I blocked a content signature CDN at Mozilla.net. Two connections relating to Pocket - one heading for Pocket.com. I've never used Pocket. I blocked the push notifications "service" - which tried to connect even though I had push notifications disabled. I blocked a settings "service" connecting to Mozilla.com…

I stress, all of this came after I'd made a wide range of standard privacy adjustments to Firefox, including rigorous disabling of all telemetry and updates, using the available settings, config parameters, and a separate Policies file to block any extraneous backchat I could feasibly think of. And yet, the browser still couldn't stop trying to phone home, phone Pocket, etc. These products are aggressive spyware. There's no other way it can be phrased.

And that's why we need good, communicative firewalls.

Notably, after blocking this range of unauthorised connection attempts, I saw an increase in the speed of the Firefox browser. Most noticeably a reduction in startup time. Empirical evidence that the bloat of unnecessary spyware really does slow your applications down.

IS THERE A CONSPIRACY?

So, do I believe the conspiracy theory that Big Tech works to suppress the spread of truly effective firewalls? Yes. Absolutely. Call me a tinfoil-hatter. I don't care. Think of the money at stake. Why would Big Tech NOT want to suppress firewalls that block their sly data-streaming regime?

Query a search engine for the best firewalls, and chances are that not one front-page post will cite the actual best firewall. Most of the "top choices" are either too hard for the average home user to set up for proper selective permissions, or are just set to an inept default that allows more or less anything to do anything.

I searched 'best firewall for Linux', and didn't see Opensnitch mentioned at all. Conversely, I saw IPtables mentioned in nearly every post. Seriously? You seriously think the average home user is going to sit over a command line terminal telling a computer which packets to transmit, in code syntax? You seriously think people would want that more than they would want a simple graphical tool that does all the work, tells them exactly what's trying to do what, and just lets them approve or decline the connections?

We've been well and truly gobbledegooked on firewalls. The most visible products are the most useless, most difficult-to-use blobs of sullen, uncooperative idleware available.
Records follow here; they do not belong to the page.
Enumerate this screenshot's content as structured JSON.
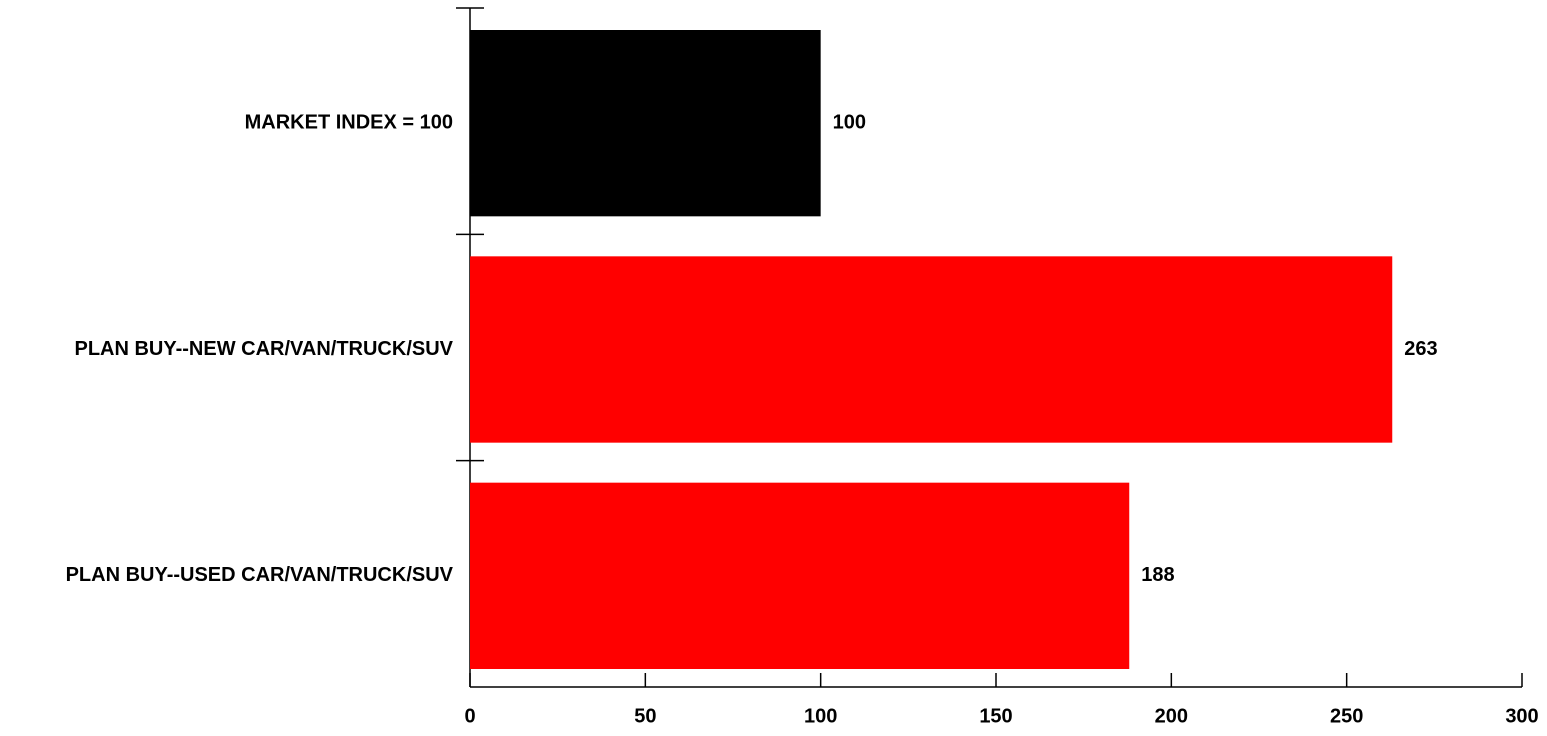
{
  "chart_data": {
    "type": "bar",
    "orientation": "horizontal",
    "categories": [
      "MARKET INDEX = 100",
      "PLAN BUY--NEW CAR/VAN/TRUCK/SUV",
      "PLAN BUY--USED CAR/VAN/TRUCK/SUV"
    ],
    "values": [
      100,
      263,
      188
    ],
    "value_labels": [
      "100",
      "263",
      "188"
    ],
    "bar_colors": [
      "#000000",
      "#ff0000",
      "#ff0000"
    ],
    "x_ticks": [
      "0",
      "50",
      "100",
      "150",
      "200",
      "250",
      "300"
    ],
    "xlim": [
      0,
      300
    ],
    "title": "",
    "xlabel": "",
    "ylabel": "",
    "grid": false,
    "legend": "none"
  }
}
And we've been conditioned to shut our mouths and pretend we can be bothered to harness them, while they sit around with their digital feet up, letting literally every executable on our drive do its worst.

Ultimately, if you've never seen popups from your firewall, it's probably not doing its job. Get one that shows you popups, tells tales, and keeps you informed. Because firewalls that don't communicate are inadequate for the average home user.